At Commodore’s, he works on restoring large wooden boats. The company specializes in dramatic conversions—big, complex projects such as a 1957 42’ (12.8m) Wahl fishboat converted to a coastal pleasure cruiser, and an 80’ (24.4m) tug built in 1912 that now serves as a charter boat for eco-tours.
In the video below, you can watch the caulking of a garboard seam with a traditional wooden iron on the Viking King, an 18.75m (61.5’) tugboat built in 1921:
But not all old tools are so cherished. The subject came up again in this issue of PBB, when a designer wrote to us about the sad experience of seeing the drafting tools he once relied on become obsolete. (The letter was in response to “Technology and the Yacht Designer” by Eric Sponberg, published in PBB 165, page 88.)

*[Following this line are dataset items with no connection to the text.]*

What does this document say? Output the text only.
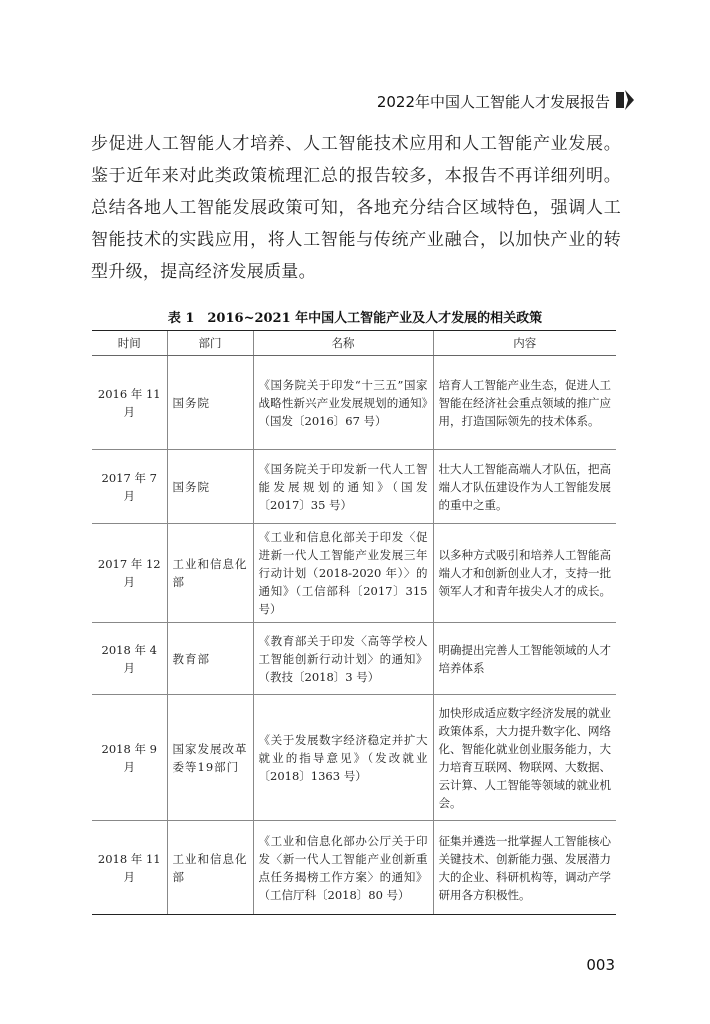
2022年中国人工智能人才发展报告

步促进人工智能人才培养、人工智能技术应用和人工智能产业发展。鉴于近年来对此类政策梳理汇总的报告较多，本报告不再详细列明。总结各地人工智能发展政策可知，各地充分结合区域特色，强调人工智能技术的实践应用，将人工智能与传统产业融合，以加快产业的转型升级，提高经济发展质量。

表 1　2016~2021 年中国人工智能产业及人才发展的相关政策
时间	部门	名称	内容
2016 年 11 月	国务院	《国务院关于印发“十三五”国家战略性新兴产业发展规划的通知》（国发〔2016〕67 号）	培育人工智能产业生态，促进人工智能在经济社会重点领域的推广应用，打造国际领先的技术体系。
2017 年 7 月	国务院	《国务院关于印发新一代人工智能发展规划的通知》（国发〔2017〕35 号）	壮大人工智能高端人才队伍，把高端人才队伍建设作为人工智能发展的重中之重。
2017 年 12 月	工业和信息化部	《工业和信息化部关于印发〈促进新一代人工智能产业发展三年行动计划（2018-2020 年）〉的通知》（工信部科〔2017〕315 号）	以多种方式吸引和培养人工智能高端人才和创新创业人才，支持一批领军人才和青年拔尖人才的成长。
2018 年 4 月	教育部	《教育部关于印发〈高等学校人工智能创新行动计划〉的通知》（教技〔2018〕3 号）	明确提出完善人工智能领域的人才培养体系
2018 年 9 月	国家发展改革委等19部门	《关于发展数字经济稳定并扩大就业的指导意见》（发改就业〔2018〕1363 号）	加快形成适应数字经济发展的就业政策体系，大力提升数字化、网络化、智能化就业创业服务能力，大力培育互联网、物联网、大数据、云计算、人工智能等领域的就业机会。
2018 年 11 月	工业和信息化部	《工业和信息化部办公厅关于印发〈新一代人工智能产业创新重点任务揭榜工作方案〉的通知》（工信厅科〔2018〕80 号）	征集并遴选一批掌握人工智能核心关键技术、创新能力强、发展潜力大的企业、科研机构等，调动产学研用各方积极性。
003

We can’t change that (nor would we try), but PBB Editor Aaron Porter decided that we can do something. In his editor’s note (PBB 167, page 3), he points out that “the creation of WoodenBoat magazine [our sister publication] in 1974 was to save boat models and building techniques from the dustbin of history.”
His solution: If you’re a professional designer and can’t find a home for your old tools, then send them to us. They can be part of our maritime library at our office in Brooklin, Maine, or donated to historical collections and educational institutions. To learn more, email firstname.lastname@example.org.

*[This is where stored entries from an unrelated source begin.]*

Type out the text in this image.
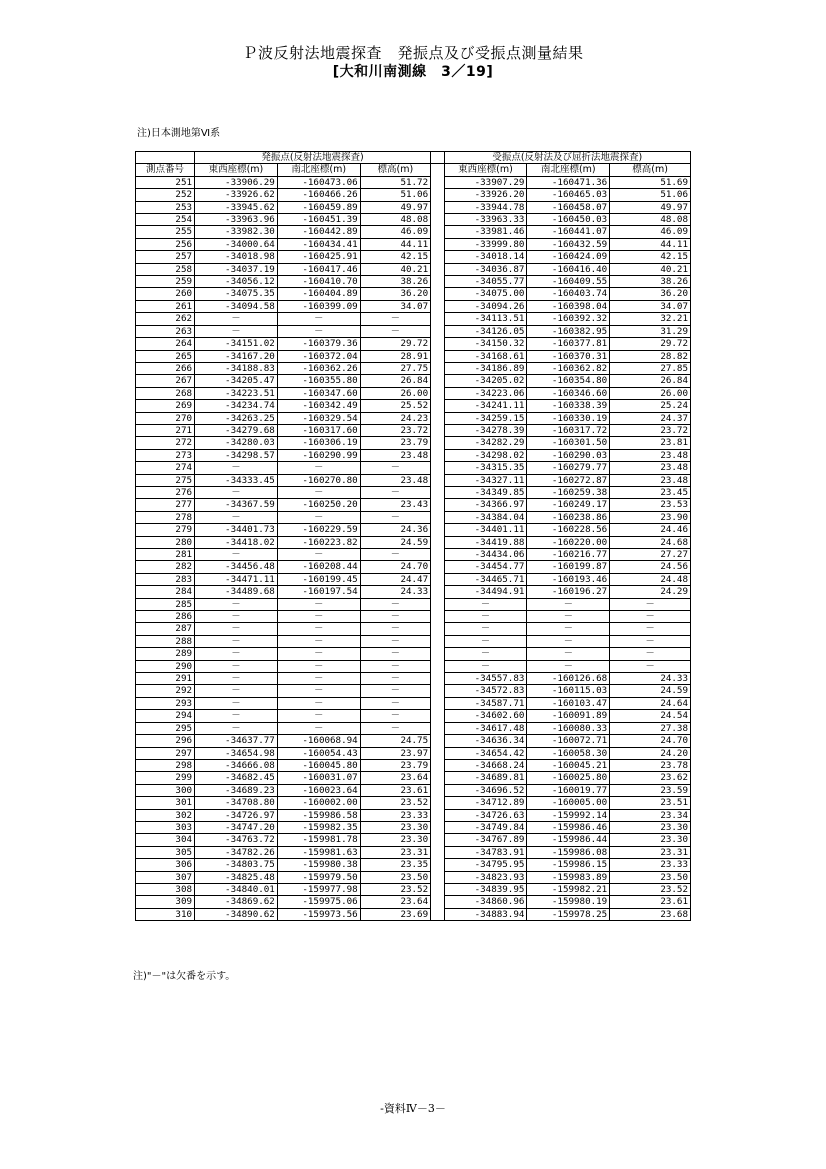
Ｐ波反射法地震探査　発振点及び受振点測量結果
[大和川南測線　3／19]
注)日本測地第Ⅵ系
	発振点(反射法地震探査)				受振点(反射法及び屈折法地震探査)		
測点番号	東西座標(m)	南北座標(m)	標高(m)		東西座標(m)	南北座標(m)	標高(m)
251	-33906.29	-160473.06	51.72		-33907.29	-160471.36	51.69
252	-33926.62	-160466.26	51.06		-33926.20	-160465.03	51.06
253	-33945.62	-160459.89	49.97		-33944.78	-160458.07	49.97
254	-33963.96	-160451.39	48.08		-33963.33	-160450.03	48.08
255	-33982.30	-160442.89	46.09		-33981.46	-160441.07	46.09
256	-34000.64	-160434.41	44.11		-33999.80	-160432.59	44.11
257	-34018.98	-160425.91	42.15		-34018.14	-160424.09	42.15
258	-34037.19	-160417.46	40.21		-34036.87	-160416.40	40.21
259	-34056.12	-160410.70	38.26		-34055.77	-160409.55	38.26
260	-34075.35	-160404.89	36.20		-34075.00	-160403.74	36.20
261	-34094.58	-160399.09	34.07		-34094.26	-160398.04	34.07
262	－	－	－		-34113.51	-160392.32	32.21
263	－	－	－		-34126.05	-160382.95	31.29
264	-34151.02	-160379.36	29.72		-34150.32	-160377.81	29.72
265	-34167.20	-160372.04	28.91		-34168.61	-160370.31	28.82
266	-34188.83	-160362.26	27.75		-34186.89	-160362.82	27.85
267	-34205.47	-160355.80	26.84		-34205.02	-160354.80	26.84
268	-34223.51	-160347.60	26.00		-34223.06	-160346.60	26.00
269	-34234.74	-160342.49	25.52		-34241.11	-160338.39	25.24
270	-34263.25	-160329.54	24.23		-34259.15	-160330.19	24.37
271	-34279.68	-160317.60	23.72		-34278.39	-160317.72	23.72
272	-34280.03	-160306.19	23.79		-34282.29	-160301.50	23.81
273	-34298.57	-160290.99	23.48		-34298.02	-160290.03	23.48
274	－	－	－		-34315.35	-160279.77	23.48
275	-34333.45	-160270.80	23.48		-34327.11	-160272.87	23.48
276	－	－	－		-34349.85	-160259.38	23.45
277	-34367.59	-160250.20	23.43		-34366.97	-160249.17	23.53
278	－	－	－		-34384.04	-160238.86	23.90
279	-34401.73	-160229.59	24.36		-34401.11	-160228.56	24.46
280	-34418.02	-160223.82	24.59		-34419.88	-160220.00	24.68
281	－	－	－		-34434.06	-160216.77	27.27
282	-34456.48	-160208.44	24.70		-34454.77	-160199.87	24.56
283	-34471.11	-160199.45	24.47		-34465.71	-160193.46	24.48
284	-34489.68	-160197.54	24.33		-34494.91	-160196.27	24.29
285	－	－	－		－	－	－
286	－	－	－		－	－	－
287	－	－	－		－	－	－
288	－	－	－		－	－	－
289	－	－	－		－	－	－
290	－	－	－		－	－	－
291	－	－	－		-34557.83	-160126.68	24.33
292	－	－	－		-34572.83	-160115.03	24.59
293	－	－	－		-34587.71	-160103.47	24.64
294	－	－	－		-34602.60	-160091.89	24.54
295	－	－	－		-34617.48	-160080.33	27.38
296	-34637.77	-160068.94	24.75		-34636.34	-160072.71	24.70
297	-34654.98	-160054.43	23.97		-34654.42	-160058.30	24.20
298	-34666.08	-160045.80	23.79		-34668.24	-160045.21	23.78
299	-34682.45	-160031.07	23.64		-34689.81	-160025.80	23.62
300	-34689.23	-160023.64	23.61		-34696.52	-160019.77	23.59
301	-34708.80	-160002.00	23.52		-34712.89	-160005.00	23.51
302	-34726.97	-159986.58	23.33		-34726.63	-159992.14	23.34
303	-34747.20	-159982.35	23.30		-34749.84	-159986.46	23.30
304	-34763.72	-159981.78	23.30		-34767.89	-159986.44	23.30
305	-34782.26	-159981.63	23.31		-34783.91	-159986.08	23.31
306	-34803.75	-159980.38	23.35		-34795.95	-159986.15	23.33
307	-34825.48	-159979.50	23.50		-34823.93	-159983.89	23.50
308	-34840.01	-159977.98	23.52		-34839.95	-159982.21	23.52
309	-34869.62	-159975.06	23.64		-34860.96	-159980.19	23.61
310	-34890.62	-159973.56	23.69		-34883.94	-159978.25	23.68
注)"－"は欠番を示す。
-資料Ⅳ－3－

I’m reminded of a farm you drive past to reach the offices of Professional BoatBuilder. As stated, the Horsepower Farm operates with draft horses only. No tractors with internal combustion have ever touched the soil. It’s a magnet for young farmers wanting to learn about doing things the traditional way.
And who knows where that trend ends? Those splines, ships curves, and planimeters may someday find a use again—especially given the current artisanal revolution that puts great value on the handcrafting of just about everything. So why not boats? It’s not hard to imagine a similar value being placed on human-powered drawings, and the talented people who make them.